Influence of evolving microstructure on magnetic-hysteresis characteristics in polycrystalline nickel–zinc ferrite, Ni0.3Zn0.7Fe2O4

Abstract

We report some research findings on the parallel evolutions of microstructural properties and magnetic hysteresis-loop properties; we attempt to elucidate their relationships.

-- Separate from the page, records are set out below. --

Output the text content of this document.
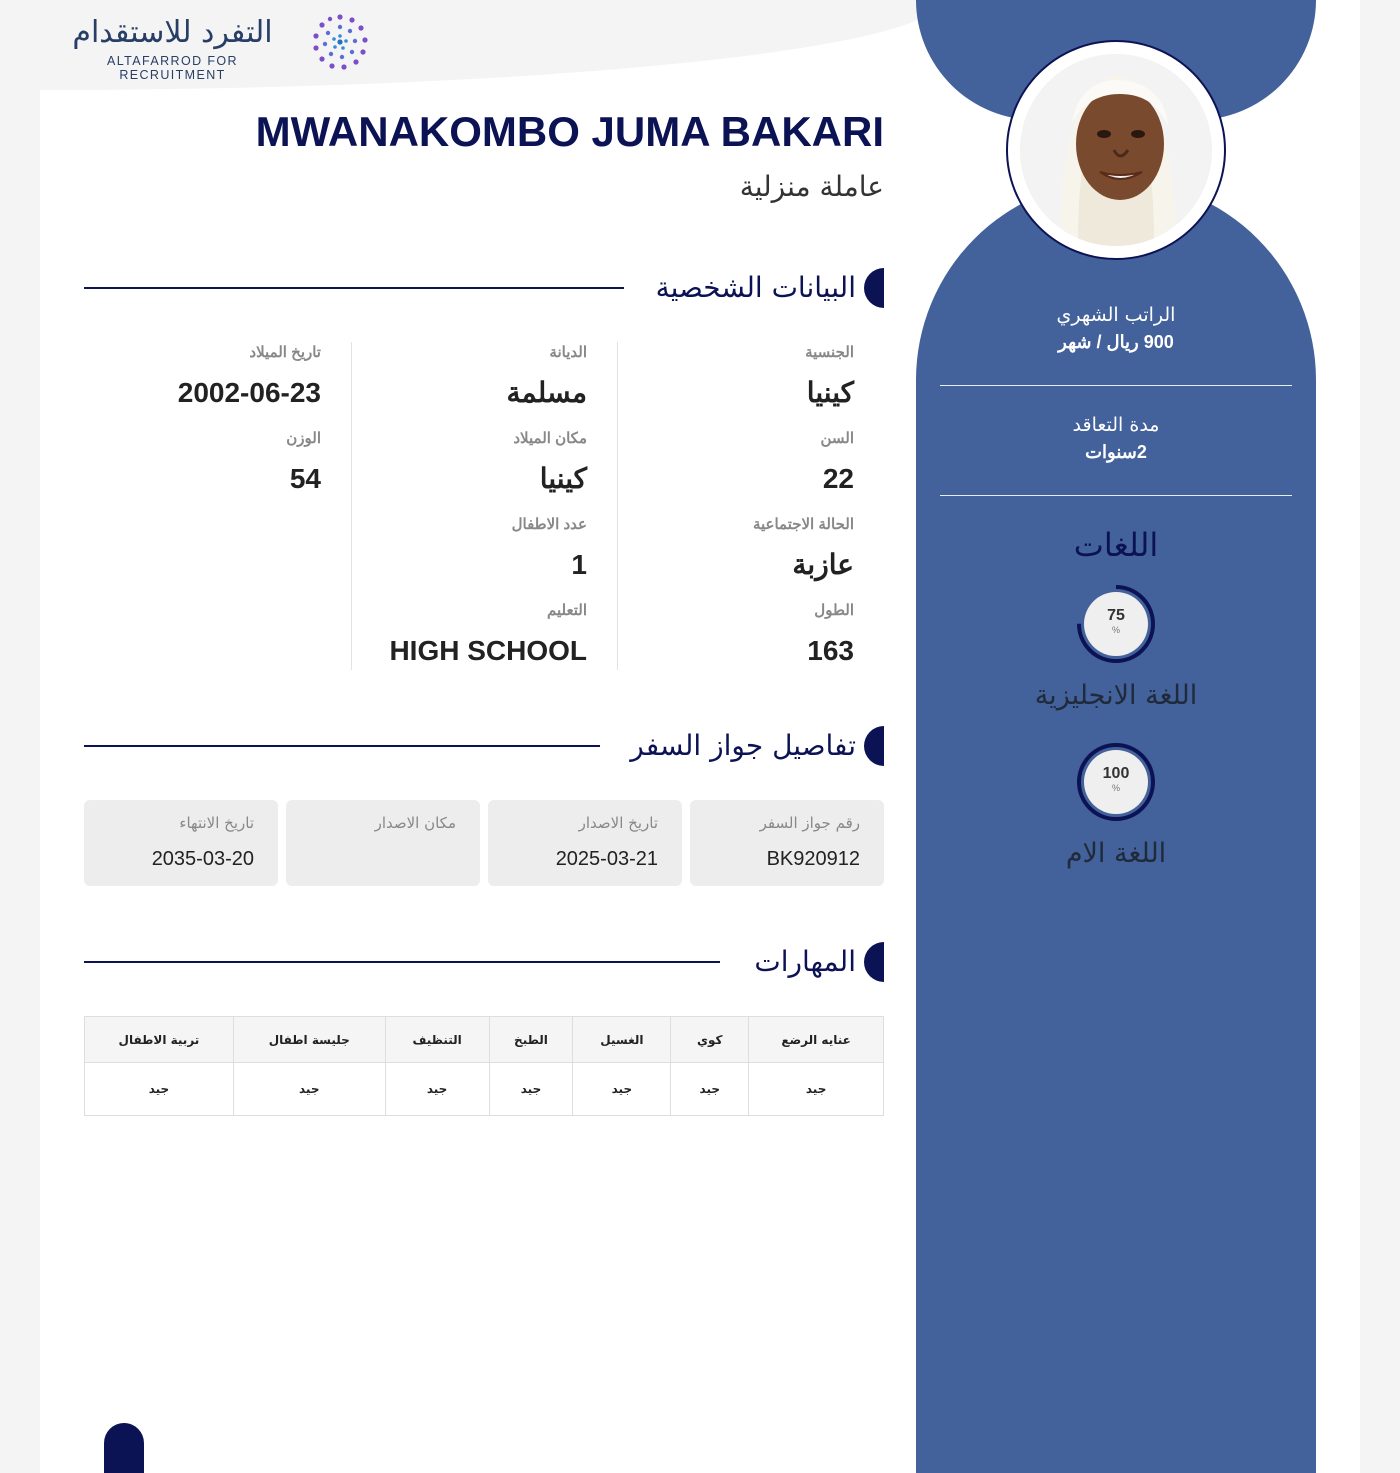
التفرد للاستقدام
ALTAFARROD FOR RECRUITMENT
الراتب الشهري
900 ريال / شهر
مدة التعاقد
2سنوات
اللغات
75
%
اللغة الانجليزية
100
%
اللغة الام
MWANAKOMBO JUMA BAKARI
عاملة منزلية
البيانات الشخصية
الجنسية
كينيا
السن
22
الحالة الاجتماعية
عازبة
الطول
163
الديانة
مسلمة
مكان الميلاد
كينيا
عدد الاطفال
1
التعليم
HIGH SCHOOL
تاريخ الميلاد
2002-06-23
الوزن
54
تفاصيل جواز السفر
رقم جواز السفر
BK920912
تاريخ الاصدار
2025-03-21
مكان الاصدار
تاريخ الانتهاء
2035-03-20
المهارات
عنايه الرضع	كوي	الغسيل	الطبخ	التنظيف	جليسة اطفال	تربية الاطفال
جيد	جيد	جيد	جيد	جيد	جيد	جيد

The Ni0.3Zn0.7Fe2O4 toroidal samples were prepared via high-energy ball milling and subsequent moulding; the samples with nanometer/submicron sized compacted powder were sintered from 600°C to 1400°C using 100°C increments. An integrated analysis of phase, microstructural and hysteresis data would point to the existence of three distinct shape-differentiated groups of B–H hysteresis loops which belong to samples with weak, moderate and strong magnetism. The observed grain size with respect to the magnetic-hysteresis behaviour varied from 0.19μm to 0.23μm, 0.24μm to 0.43μm and 1.07μm to 4.98μm for weak, moderate and strong ferromagnetic behaviour respectively. The first occurrence of a strikingly erect and well-defined sigmoid-shape was observable only when sufficient single-phase purity and crystallinity and a sufficiently high volume fraction of multi-domain grains (>0.25μm) were attained.